Mit einer Anzeige wegen des Verdachts auf Verstoß gegen das Abzeichengesetz bzw. des Verdachts der Wiederbetätigung nach dem NS-Verbotsgesetz bei der Staatsanwaltschaft Linz fordert die KPÖ-Oberösterreich eine Überprüfung des Firmenlogos der Firma Beißmann. Bereits seit mehreren Jahren verwendet der Unternehmer Peter Beißmann mit Firmensitz in Atzesberg 8, 4132 Lembach im Mühlkreis ein Firmenlogo, bei welchem der Schriftzug „BEISSMANN“ mit zwei stilisierten „S“ dargestellt ist, die unschwer als dem nach den altgermanischen Sig-Runen gestalteten Schriftzug „SS“ der Sturmstaffel des NS-Regimes nachempfunden zu erkennen sind.

Laut § 1. (1) des Abzeichengesetzes von 1960 dürfen „Abzeichen, Uniformen oder Uniformteile einer in Österreich verbotenen Organisation … öffentlich weder getragen noch zur Schau gestellt, dargestellt oder verbreitet werden“. Laut § 1. (2) erstreckt sich das Verbot „auch auf Abzeichen, Uniformen und Uniformteile, die auf Grund ihrer Ähnlichkeit oder ihrer offenkundigen Zweckbestimmung als Ersatz eines der in Abs. 1 erwähnten Abzeichen, Uniformen oder Uniformteile gebraucht werden“. Und laut § 1. des Verbotsgesetzes von 1947 werden „Die NSDAP, ihre Wehrverbände (SS, SA, NSKK, NSFK), ihre Gliederungen und angeschlossenen Verbände sowie alle nationalsozialistischen Organisationen und Einrichtungen“ als verbotene Organisationen definiert.

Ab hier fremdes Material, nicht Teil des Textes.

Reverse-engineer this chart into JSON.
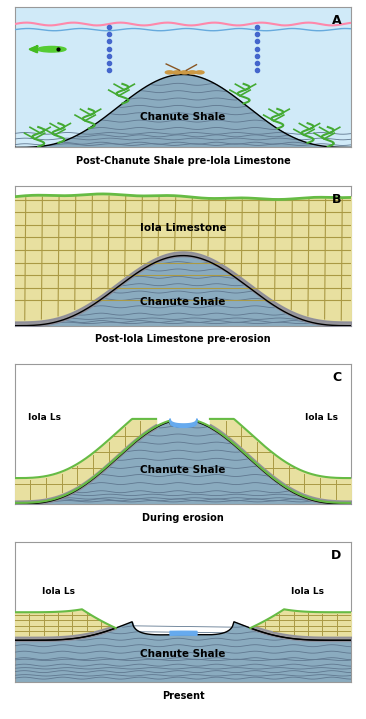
{
  "panel_labels": [
    "A",
    "B",
    "C",
    "D"
  ],
  "captions": [
    "Post-Chanute Shale pre-Iola Limestone",
    "Post-Iola Limestone pre-erosion",
    "During erosion",
    "Present"
  ],
  "shale_color": "#8aabbf",
  "limestone_color": "#e8e0a0",
  "water_color": "#d0eaf8",
  "green_top": "#66bb44",
  "seaweed_color": "#44aa33",
  "fig_bg": "#ffffff",
  "border_color": "#999999",
  "blue_dot": "#4466cc",
  "erosion_water": "#66aaee",
  "dark_contact": "#888899",
  "crack_color": "#aa9944",
  "shale_line": "#607890",
  "pink_water": "#ff88aa",
  "blue_water_line": "#66aadd"
}
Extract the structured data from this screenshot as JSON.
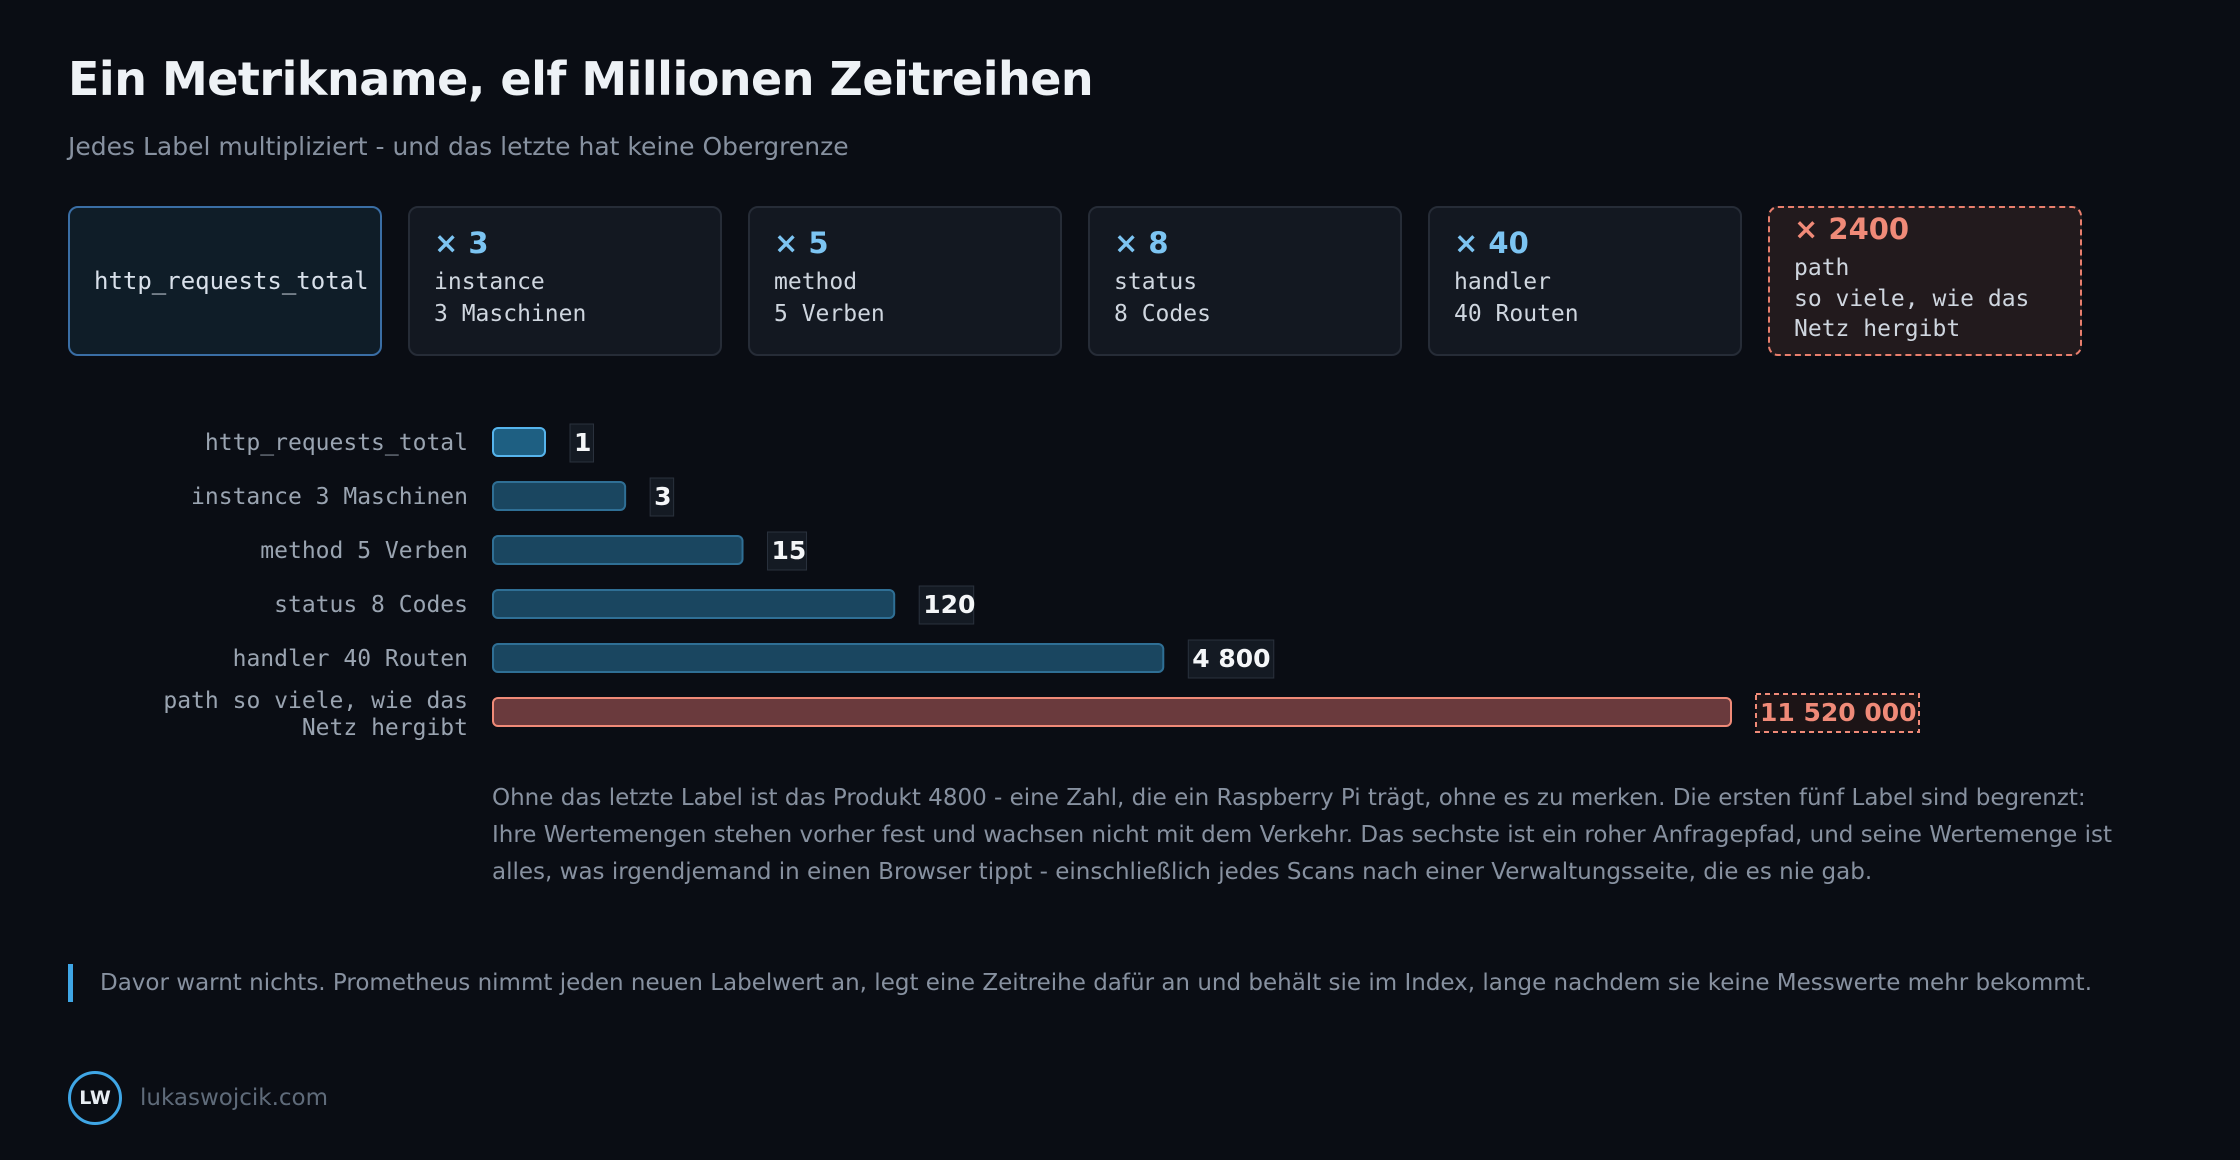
{
  "header": {
    "title": "Ein Metrikname, elf Millionen Zeitreihen",
    "subtitle": "Jedes Label multipliziert - und das letzte hat keine Obergrenze"
  },
  "cards": {
    "metric": {
      "name": "http_requests_total"
    },
    "labels": [
      {
        "multiplier": "× 3",
        "label": "instance",
        "desc": "3 Maschinen"
      },
      {
        "multiplier": "× 5",
        "label": "method",
        "desc": "5 Verben"
      },
      {
        "multiplier": "× 8",
        "label": "status",
        "desc": "8 Codes"
      },
      {
        "multiplier": "× 40",
        "label": "handler",
        "desc": "40 Routen"
      },
      {
        "multiplier": "× 2400",
        "label": "path",
        "desc": "so viele, wie das Netz hergibt",
        "unbounded": true
      }
    ]
  },
  "chart_data": {
    "type": "bar",
    "orientation": "horizontal",
    "scale": "log",
    "title": "",
    "xlabel": "",
    "ylabel": "",
    "grid": false,
    "categories": [
      "http_requests_total",
      "instance 3 Maschinen",
      "method 5 Verben",
      "status 8 Codes",
      "handler 40 Routen",
      "path so viele, wie das Netz hergibt"
    ],
    "values": [
      1,
      3,
      15,
      120,
      4800,
      11520000
    ],
    "value_labels": [
      "1",
      "3",
      "15",
      "120",
      "4 800",
      "11 520 000"
    ],
    "highlight_last": true,
    "colors": {
      "first_fill": "#1e5f82",
      "first_stroke": "#56b4ec",
      "bar_fill": "#1a4660",
      "bar_stroke": "#2f6f95",
      "danger_fill": "#6a3a3d",
      "danger_stroke": "#f08a78"
    }
  },
  "explanation": "Ohne das letzte Label ist das Produkt 4800 - eine Zahl, die ein Raspberry Pi trägt, ohne es zu merken. Die ersten fünf Label sind begrenzt: Ihre Wertemengen stehen vorher fest und wachsen nicht mit dem Verkehr. Das sechste ist ein roher Anfragepfad, und seine Wertemenge ist alles, was irgendjemand in einen Browser tippt - einschließlich jedes Scans nach einer Verwaltungsseite, die es nie gab.",
  "callout": "Davor warnt nichts. Prometheus nimmt jeden neuen Labelwert an, legt eine Zeitreihe dafür an und behält sie im Index, lange nachdem sie keine Messwerte mehr bekommt.",
  "footer": {
    "logo_text": "LW",
    "url": "lukaswojcik.com"
  }
}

Die Behauptung des Firmenchefs Beißmann, die Gestaltung der „SS“ im Firmenlogo sei nach Baggerschaufeln gestaltet ist insofern fadenscheinig, als dabei bewusst ein Doppel-S verwendet wird, obwohl der Firmenname mit einem scharfen S geschrieben wird: „Ebenso ist die Anlehnung des Logos an die SS des Hitlerregimes insofern kein Zufall, als der Firmenchef auch Gemeinderat der FPÖ ist, in deren Umfeld seit Jahren fast täglich „Einzelfälle“ von Funktionär_innen und Mandatsträger_innen bekannt sind, bei welchen das NS-Regime im Widerspruch zum Verbots- und Abzeichengesetz und anderen Gesetzen verharmlost oder sogar gutgeheißen wird“ so KPÖ-Landessprecher Leo Furtlehner.

Die KPÖ ersuchte daher die Staatsanwaltschaft, den dargestellten Sachverhalt zu überprüfen und entsprechend den gesetzlichen Möglichkeiten die notwendigen Schritte einzuleiten und über die Ergebnisse zu informieren.